That They May Face the Rising Sun (2023) Review: John McGahern, author of The Barracks, The Dark, and Amongst Women, is among the most prevalent writers in Irish literature. And who better to make the adaptation of his final 2002 novel than Pat Collins—director of the documentary John McGahern: A Private World (2005)? Having grown up in a similar rural Irish community, Collins is best suited to understanding the intricacies, values, and routines of the simple farmer life, where everybody knows everybody else. Where community really is everything.
That They May Face the Rising Sun is a down-to-earth, self-conscious novel that makes for a reflective movie. The characters—Joe and his wife Kate (played by Barry Ward and Anna Berderke)—mirror McGahern’s own past in that they have moved from London to their countrified hometown, and Joe spends his days writing his next novel. When his neighbors ask, “Does anything happen?” in his novel, Joe replies it’s nothing dramatic—“just day-to-day stuff.” Just like the movie we’re watching.
This meta-narrative aspect, born from McGahern’s partially autobiographical book, gives That They May Face the Rising Sun another level of inwardness. Not only do we get gorgeous landscape shots that sing an ode to nature and sit in on the neighbors dropping by for tea, but we can feel that the story comes from something experienced firsthand. The fact it was McGahern’s final novel weighs They May Face the Rising Sun with even more importance, going hand-in-hand with the sensation of finality present throughout the 108-minute runtime.
Besides Joe and Kate, the community is made up of old men walking their last home run, with no next generation to carry on their traditions, the 21st century leaving rural Ireland firmly behind. “No need to be writing letters anymore,” Joe reads aloud in a palpable key of sadness. It’s all phones now. It’s technology and social media and rushing to catch the next train. There is no time for craft or intimacy anymore.
Although it’s an overall friendly and wholesome movie, where Joe shuffles out favors while his wife keeps bees in the garden, you can’t help but sense a faint tremor of resentment, of bemusement, in the air. This is likely due to Joe’s audacity to leave his homeland and come back again—to have been seduced by the artist lifestyle in a glittering, overcrowded London and then knock on their doors once more. For all its beauty and delicacy, there is something coarse about this world, where rough-skinned men labor for just enough to keep a roof over their heads and then walk to their death out of fear of being perceived as “gone soft.”
Thanks to Richard Kendrick’s minimalistic approach to cinematography, still shots lingering on views of the mountains, you can almost feel the draught of the rooms—smell the fresh autumn air and the scent of stale cigarettes. Among these fields, away from London (the context of which acts as an amplifying juxtaposition), Joe can close his eyes and listen to the birdsong before tapping on his typewriter. The sounds of the old world. Here, he can witness the passing of seasons, which he documents for us, writing, “the summer ended, winter not yet in” as we hold on to images of an orange-hued forest. That They May Face the Rising Sun essentially feels like a meditation in movie form, a celebration of the art of noticing.

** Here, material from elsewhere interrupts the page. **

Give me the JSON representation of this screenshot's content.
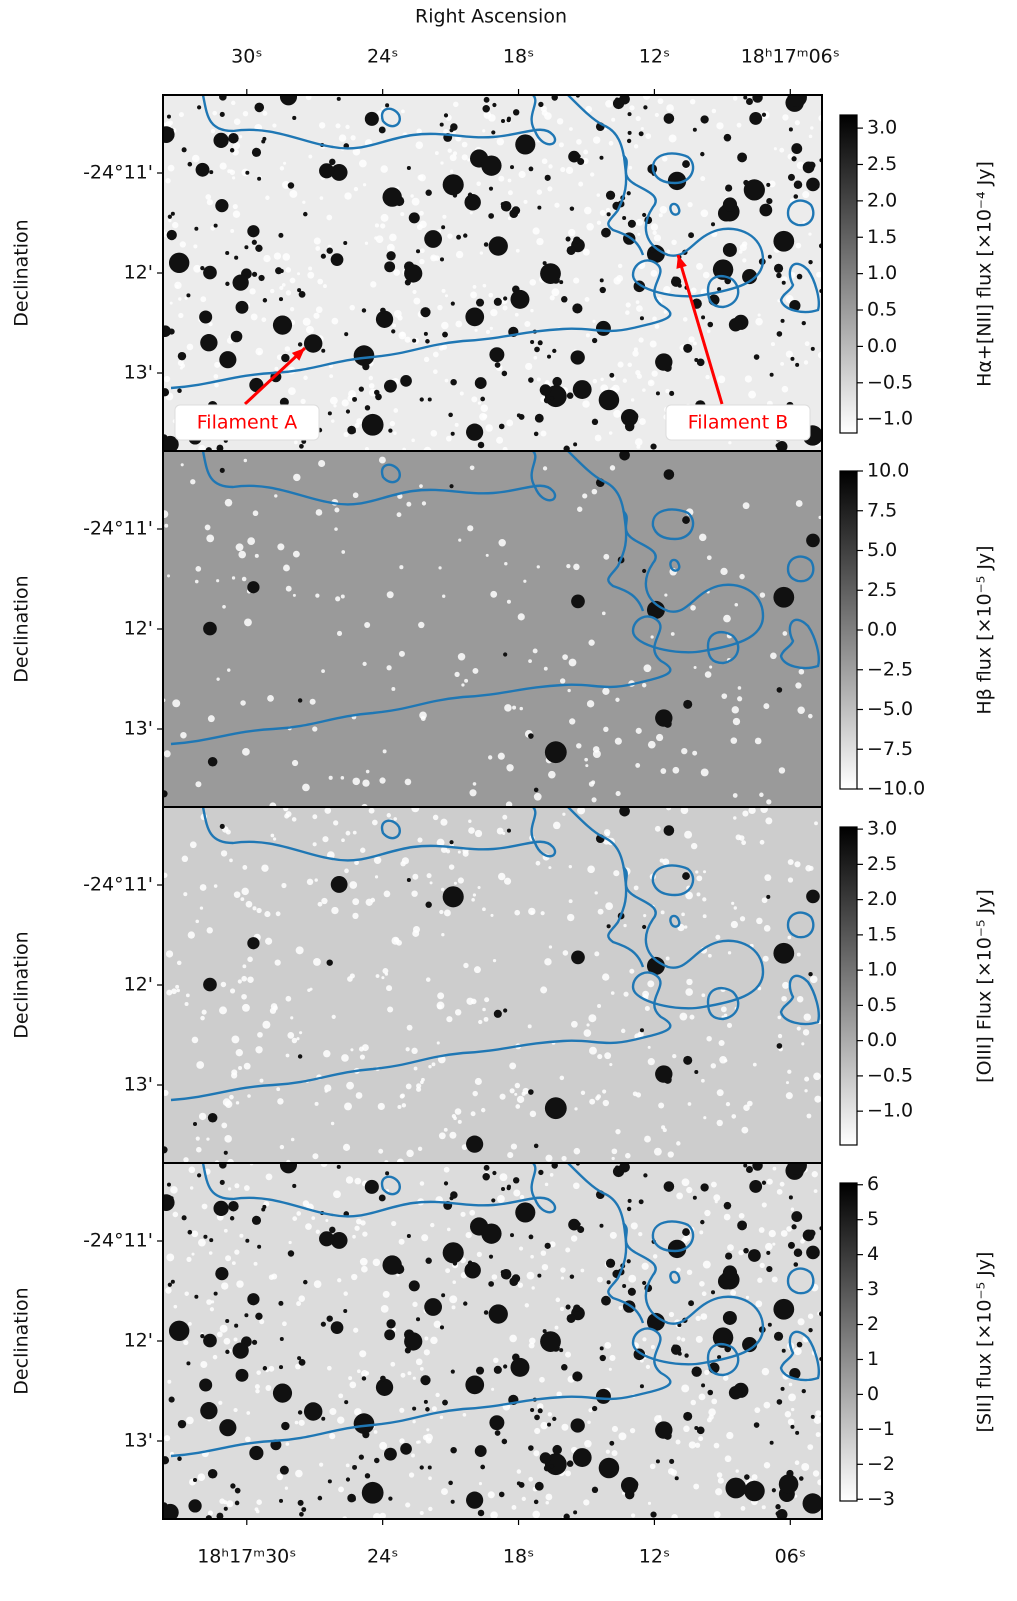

A loose structure is given to the vaguely plotted book through Joe’s writing, which we’re given readings of in intervals, Joe pausing his life to sit at his desk. Accompanying this is usually a soft, somber piano score from Irene and Linda Buckley—bittersweet in that nostalgic sort of way. If Joe and Kate have found such peace in the family values and sweeping hills of 1980s Ireland, then what is that note of melancholy we hear ringing through the movie? It’s faint but certainly present, layering onto that hazy sense of an ending.
The people of this lakeside are few and far between, and although they all know each other well, there’s still an impression of loneliness for viewers who are used to urban living. All of Joe’s friends are aging men, living alone in shabby houses, sitting silently with their pints. It seems only Joe and Kate are learning how to hand weave, home grow, and tend the land, and despite their appreciation of it, the opportunity to take over an art gallery in London still hangs over their heads.
“You wouldn’t leave me, Joe? You wouldn’t forget me?” asks one of his white-haired friends, believing Joe might go to the shop and forget to pick him up afterward. Days later, Joe is preparing the man’s body for burial, giving his forlorn question an even more heart-breaking quality. Joe won’t forget his roots and let all the old men—once young and full of life, like Joe, now left with nothing—sink into an abyss of forgotten memory, will he?
No doubt, due to his own upbringing, Collins honors this ritualistic land where tradition is held on a sacred level, as well as the people who maintain it. Published as By the Lake in America, the novel’s captivating imagery is brought to life through the camera, where still water hums in stunning clarity beneath the dusky sky. That They May Face the Rising Sun takes Irish cinema’s usual love for simple living and natural beauty (think: The Banshees of Inisherin) and goes one step further, inviting us in for a cup of tea with the locals, privileged to be let in this secret, peaceful world. It can be mournful at times, but “what use is regret? You can’t light a fire with regret.”